Visualization of common machine learning regression algorithms on San Francisco AirBnB listing data.
See the application hosted here. For comparison, here is the original version of the web application.
This web application was built almost completely in Python, using Dash, a Python framework for building analytical web applications atop React and Flask. Dash plays particular well with plotly, which was used to create the live visualizations.
The data was imported and analyzed using pandas, while the regression models were built with scikit-learn, a common Python machine learning library. Specifically, the application showcases the polynomial regression, k-nearest neighbors and support vector machine regression (SVR) models available in scikit-learn.

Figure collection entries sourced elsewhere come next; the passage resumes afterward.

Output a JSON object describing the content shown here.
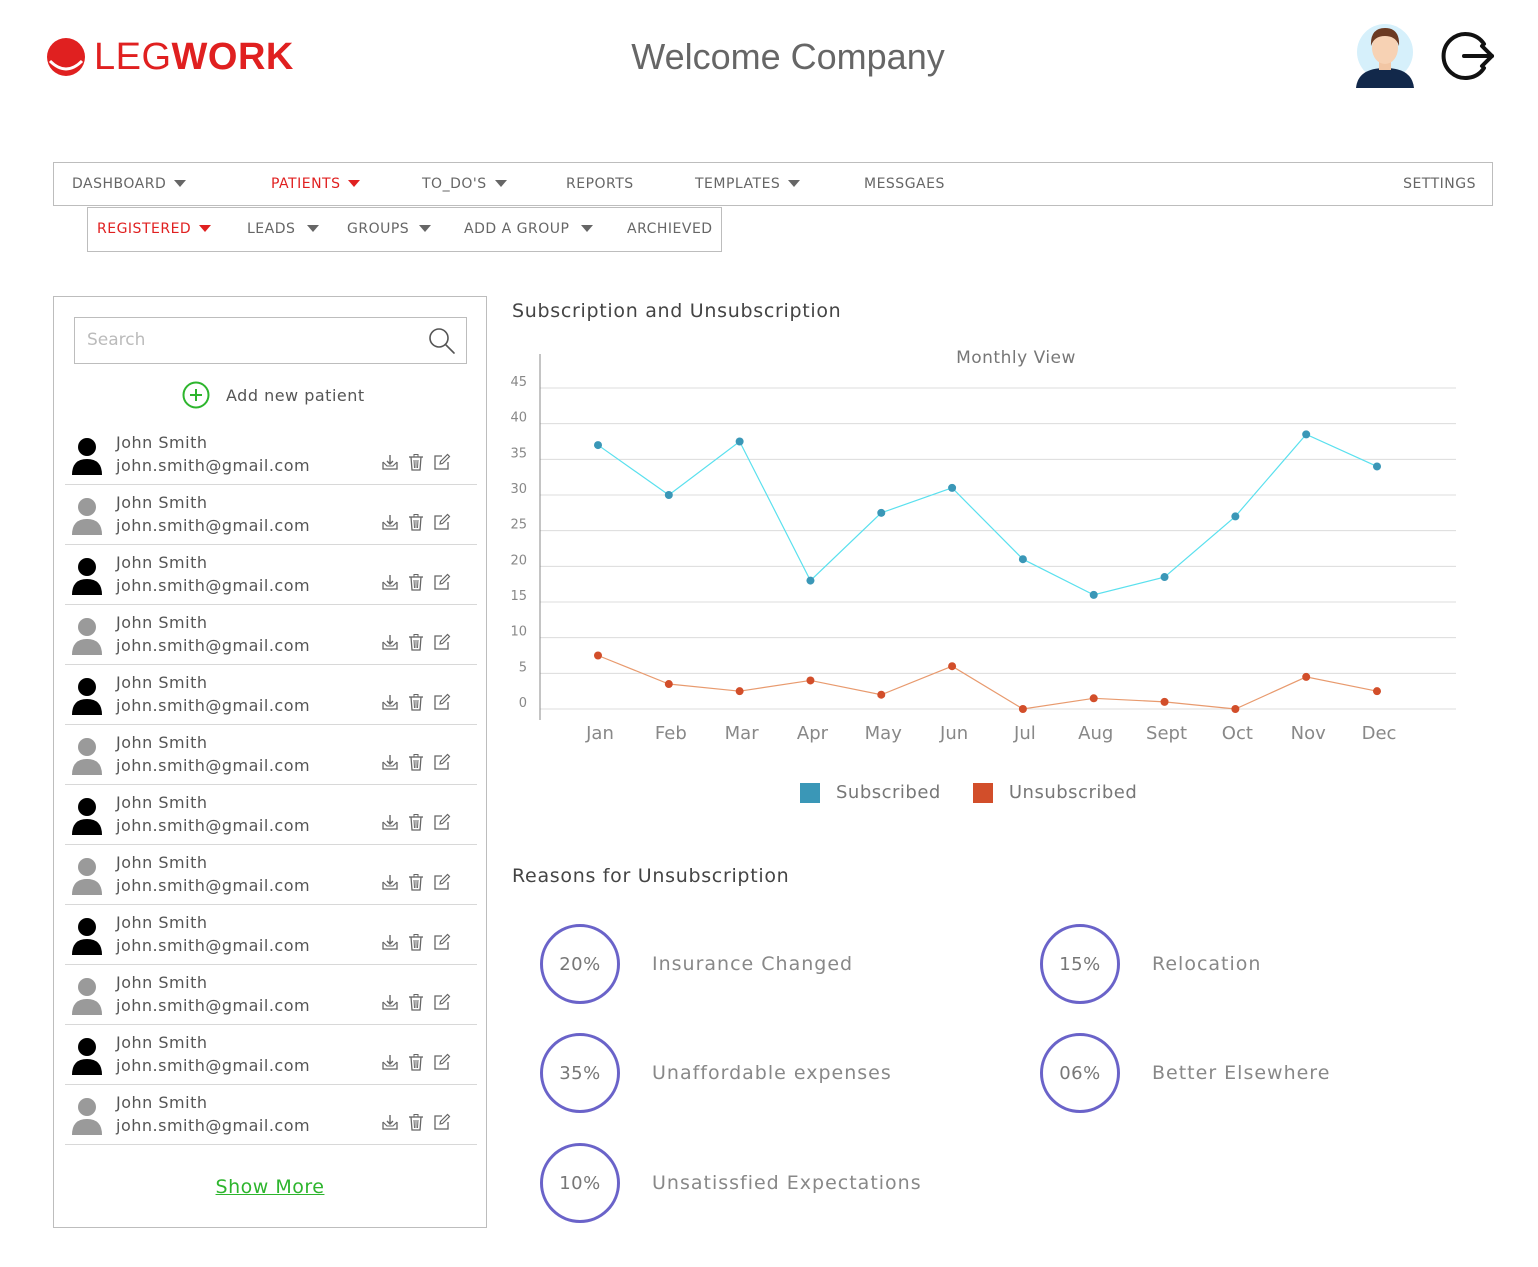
{
  "header": {
    "logo_left": "LEG",
    "logo_right": "WORK",
    "title": "Welcome Company"
  },
  "colors": {
    "brand": "#e02020",
    "subscribed_line": "#5ae0ee",
    "subscribed_point": "#3a97b7",
    "unsubscribed": "#d24e2a",
    "circle": "#6a63c9",
    "link": "#2db52d"
  },
  "nav": [
    {
      "label": "DASHBOARD",
      "caret": true,
      "active": false
    },
    {
      "label": "PATIENTS",
      "caret": true,
      "active": true
    },
    {
      "label": "TO_DO'S",
      "caret": true,
      "active": false
    },
    {
      "label": "REPORTS",
      "caret": false,
      "active": false
    },
    {
      "label": "TEMPLATES",
      "caret": true,
      "active": false
    },
    {
      "label": "MESSGAES",
      "caret": false,
      "active": false
    },
    {
      "label": "SETTINGS",
      "caret": false,
      "active": false
    }
  ],
  "subnav": [
    {
      "label": "REGISTERED",
      "caret": true,
      "active": true
    },
    {
      "label": "LEADS",
      "caret": true,
      "active": false
    },
    {
      "label": "GROUPS",
      "caret": true,
      "active": false
    },
    {
      "label": "ADD A GROUP",
      "caret": true,
      "active": false
    },
    {
      "label": "ARCHIEVED",
      "caret": false,
      "active": false
    }
  ],
  "patients_panel": {
    "search_placeholder": "Search",
    "add_label": "Add new patient",
    "show_more": "Show More",
    "patients": [
      {
        "name": "John Smith",
        "email": "john.smith@gmail.com",
        "avatar": "dark"
      },
      {
        "name": "John Smith",
        "email": "john.smith@gmail.com",
        "avatar": "light"
      },
      {
        "name": "John Smith",
        "email": "john.smith@gmail.com",
        "avatar": "dark"
      },
      {
        "name": "John Smith",
        "email": "john.smith@gmail.com",
        "avatar": "light"
      },
      {
        "name": "John Smith",
        "email": "john.smith@gmail.com",
        "avatar": "dark"
      },
      {
        "name": "John Smith",
        "email": "john.smith@gmail.com",
        "avatar": "light"
      },
      {
        "name": "John Smith",
        "email": "john.smith@gmail.com",
        "avatar": "dark"
      },
      {
        "name": "John Smith",
        "email": "john.smith@gmail.com",
        "avatar": "light"
      },
      {
        "name": "John Smith",
        "email": "john.smith@gmail.com",
        "avatar": "dark"
      },
      {
        "name": "John Smith",
        "email": "john.smith@gmail.com",
        "avatar": "light"
      },
      {
        "name": "John Smith",
        "email": "john.smith@gmail.com",
        "avatar": "dark"
      },
      {
        "name": "John Smith",
        "email": "john.smith@gmail.com",
        "avatar": "light"
      }
    ],
    "row_icons": [
      "download-icon",
      "trash-icon",
      "edit-icon"
    ]
  },
  "chart_section": {
    "title": "Subscription and Unsubscription"
  },
  "chart_data": {
    "type": "line",
    "title": "Monthly View",
    "categories": [
      "Jan",
      "Feb",
      "Mar",
      "Apr",
      "May",
      "Jun",
      "Jul",
      "Aug",
      "Sept",
      "Oct",
      "Nov",
      "Dec"
    ],
    "series": [
      {
        "name": "Subscribed",
        "values": [
          37,
          30,
          37.5,
          18,
          27.5,
          31,
          21,
          16,
          18.5,
          27,
          38.5,
          34
        ]
      },
      {
        "name": "Unsubscribed",
        "values": [
          7.5,
          3.5,
          2.5,
          4,
          2,
          6,
          0,
          1.5,
          1,
          0,
          4.5,
          2.5
        ]
      }
    ],
    "ylim": [
      0,
      45
    ],
    "yticks": [
      0,
      5,
      10,
      15,
      20,
      25,
      30,
      35,
      40,
      45
    ],
    "grid": true,
    "legend": "bottom-center"
  },
  "reasons": {
    "title": "Reasons for Unsubscription",
    "items": [
      {
        "pct": "20%",
        "label": "Insurance Changed"
      },
      {
        "pct": "15%",
        "label": "Relocation"
      },
      {
        "pct": "35%",
        "label": "Unaffordable expenses"
      },
      {
        "pct": "06%",
        "label": "Better Elsewhere"
      },
      {
        "pct": "10%",
        "label": "Unsatissfied Expectations"
      }
    ]
  }
}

To install and run this web application locally, following the steps below
after downloading the repository. First, we need to ensure the correct
dependencies are installed, which are listed in production/requirements.txt
.
This can be done from the terminal with the following command.
pip install -r production/requirements.txt
After installing the appropriate dependencies, navigate to the app folder and
start the server by simply running app.py
. Now the application should be
running locally: visit http://localhost:8050/
to see it.
cd app
python app.py
The the original version of the web application was initially built for the CapitalOne Software Engineering summit. As part of the challenge, we were required to build a web application which explored the following questions.
- Graph some (any 3) interesting metrics, maps, or trends from the dataset.
- Given the geo-location (latitude and longitude) of a new property, estimate the weekly average income the homeowner can make with Airbnb.
- Given the geo-location (latitude and longitude) of a property, what is the ideal price per night that will yield maximum bookings or revenue?
After taking a machine learning class, I decided that the data would be perfect for visualizing various machine learning regression algorithms since a 3D plot had a clear interpretation: it represents a price map over San Francisco.